Conversation extraction examples:

  • User: "Use early returns instead of nested if/else" -> always-on code style rule.
  • User: "In unit tests, always use describe/it blocks" -> prefer glob-scoped rule (e.g., **/*.{test,spec}.*, **/__tests__/**); if prompt-scoped, use allowlisted keywords like unit test, vitest, jest (avoid test/testing).
  • User repeatedly fixes import ordering -> glob-scoped rule for the relevant languages/files.

Storage Location

  • ~/.config/opencode/rules/: personal preferences you want across projects.
  • .opencode/rules/: project/team conventions and repo-specific behavior.

Writing Guidelines

  • Use imperative voice: "Do X", "Prefer Y", "Avoid Z".
  • Make rules executable: instructions the agent can follow.
  • Stay minimal: avoid restating generic best practices.
  • Prefer examples over prose when a pattern is subtle.

Examples

Glob-based: TypeScript conventions

---
globs:
  - '**/*.ts'
  - '**/*.tsx'
---

# TypeScript

- Prefer `type` over `interface` unless you need declaration merging.
- Avoid `any`; use `unknown` and narrow.

Keyword-based: unit test guidance (allowlisted terms)

---
keywords:
  - 'unit test'
  - 'integration test'
  - 'vitest'
  - 'jest'
---

# Unit Tests

- Follow Arrange-Act-Assert.
- Name tests: `it('should <expected> when <condition>')`.

Unconditional: always-on standards

# Code Style

- Prefer early returns over deep nesting.
- Extract magic numbers to named constants.

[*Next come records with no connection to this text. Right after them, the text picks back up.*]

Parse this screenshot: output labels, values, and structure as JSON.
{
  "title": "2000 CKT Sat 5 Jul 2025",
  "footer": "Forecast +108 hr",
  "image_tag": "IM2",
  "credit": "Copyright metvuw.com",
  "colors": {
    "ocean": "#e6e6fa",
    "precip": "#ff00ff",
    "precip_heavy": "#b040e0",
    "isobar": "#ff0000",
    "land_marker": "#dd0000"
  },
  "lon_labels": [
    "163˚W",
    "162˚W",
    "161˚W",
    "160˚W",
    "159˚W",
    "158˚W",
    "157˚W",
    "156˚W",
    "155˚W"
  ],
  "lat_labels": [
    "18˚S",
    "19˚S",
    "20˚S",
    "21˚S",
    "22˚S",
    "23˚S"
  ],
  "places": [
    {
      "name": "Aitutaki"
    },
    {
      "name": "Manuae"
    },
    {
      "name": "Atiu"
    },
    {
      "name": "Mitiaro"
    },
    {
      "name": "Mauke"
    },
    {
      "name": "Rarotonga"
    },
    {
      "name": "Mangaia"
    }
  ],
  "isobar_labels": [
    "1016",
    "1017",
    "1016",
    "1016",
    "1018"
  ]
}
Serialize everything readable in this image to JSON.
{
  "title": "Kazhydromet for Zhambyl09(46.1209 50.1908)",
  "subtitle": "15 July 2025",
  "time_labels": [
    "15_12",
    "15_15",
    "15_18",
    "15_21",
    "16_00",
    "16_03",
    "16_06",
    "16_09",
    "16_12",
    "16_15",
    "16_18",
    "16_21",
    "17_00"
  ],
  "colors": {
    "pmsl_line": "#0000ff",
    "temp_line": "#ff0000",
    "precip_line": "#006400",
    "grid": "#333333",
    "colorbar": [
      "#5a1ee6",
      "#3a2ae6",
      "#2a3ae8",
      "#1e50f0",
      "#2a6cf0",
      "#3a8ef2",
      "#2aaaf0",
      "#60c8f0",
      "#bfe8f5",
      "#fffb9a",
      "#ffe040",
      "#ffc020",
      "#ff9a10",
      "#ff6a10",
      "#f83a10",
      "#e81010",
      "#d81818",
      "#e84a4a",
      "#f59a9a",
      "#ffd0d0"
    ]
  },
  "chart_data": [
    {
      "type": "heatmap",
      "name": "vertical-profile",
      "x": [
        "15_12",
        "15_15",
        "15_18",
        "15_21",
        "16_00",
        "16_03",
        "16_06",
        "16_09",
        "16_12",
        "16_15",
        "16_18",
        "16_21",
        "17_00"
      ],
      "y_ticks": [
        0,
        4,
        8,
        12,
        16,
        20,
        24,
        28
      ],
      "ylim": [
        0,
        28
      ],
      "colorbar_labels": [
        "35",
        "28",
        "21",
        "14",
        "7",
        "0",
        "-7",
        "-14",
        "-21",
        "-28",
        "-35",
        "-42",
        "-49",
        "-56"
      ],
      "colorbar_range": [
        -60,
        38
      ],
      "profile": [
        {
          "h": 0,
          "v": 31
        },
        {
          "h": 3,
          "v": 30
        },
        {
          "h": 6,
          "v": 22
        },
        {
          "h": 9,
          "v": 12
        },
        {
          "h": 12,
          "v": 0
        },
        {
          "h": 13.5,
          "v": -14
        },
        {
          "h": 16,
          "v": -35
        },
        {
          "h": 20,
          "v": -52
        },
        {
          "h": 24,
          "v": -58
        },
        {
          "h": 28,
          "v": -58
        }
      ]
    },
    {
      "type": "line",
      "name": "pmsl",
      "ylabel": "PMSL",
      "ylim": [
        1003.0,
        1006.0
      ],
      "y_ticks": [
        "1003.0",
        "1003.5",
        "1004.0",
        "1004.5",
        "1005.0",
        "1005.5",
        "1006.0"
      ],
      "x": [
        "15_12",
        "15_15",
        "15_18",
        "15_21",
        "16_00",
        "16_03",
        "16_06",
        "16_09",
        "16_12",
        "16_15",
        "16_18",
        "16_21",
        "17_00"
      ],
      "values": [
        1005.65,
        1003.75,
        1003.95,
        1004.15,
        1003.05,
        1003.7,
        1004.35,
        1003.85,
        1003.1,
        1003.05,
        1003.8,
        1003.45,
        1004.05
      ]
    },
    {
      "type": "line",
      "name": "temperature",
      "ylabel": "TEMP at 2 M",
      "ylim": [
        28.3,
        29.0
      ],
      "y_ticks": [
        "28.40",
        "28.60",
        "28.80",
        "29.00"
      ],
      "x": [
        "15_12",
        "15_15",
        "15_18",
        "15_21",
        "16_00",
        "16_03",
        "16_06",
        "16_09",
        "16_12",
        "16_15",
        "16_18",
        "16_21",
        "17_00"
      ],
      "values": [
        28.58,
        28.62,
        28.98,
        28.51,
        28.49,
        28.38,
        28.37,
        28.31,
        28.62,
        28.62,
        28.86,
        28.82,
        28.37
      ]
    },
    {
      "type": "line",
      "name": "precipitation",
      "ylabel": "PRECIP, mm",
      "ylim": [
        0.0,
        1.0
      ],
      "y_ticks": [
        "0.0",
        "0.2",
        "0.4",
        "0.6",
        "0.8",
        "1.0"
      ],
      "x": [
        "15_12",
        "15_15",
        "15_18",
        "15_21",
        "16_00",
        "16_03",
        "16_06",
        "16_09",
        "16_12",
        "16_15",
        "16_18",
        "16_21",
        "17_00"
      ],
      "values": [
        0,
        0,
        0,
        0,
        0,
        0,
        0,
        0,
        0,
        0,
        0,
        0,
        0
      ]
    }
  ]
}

Runtime filters with match: all: feature branch development

---
agent:
  - programmer
branch:
  - feature/*
os:
  - linux
  - darwin
ci: false
match: all
---

# Feature Branch Dev

- Create atomic commits with clear messages.
- Run tests before pushing.

Common Mistakes

  • Using denylisted keywords: test fires on nearly every prompt — use unit test or globs instead.
  • Forgetting match: all: Two filters with default OR means EITHER triggers — add match: all for AND logic.
  • Overloading a single rule: 6+ dimensions are hard to reason about — split into focused rules.
  • Duplicating lint/formatter config: Check Prettier/ESLint before adding a style rule.
  • Using ci as a keyword: Prefix-matches circuit, citizen — use ci: true boolean filter instead.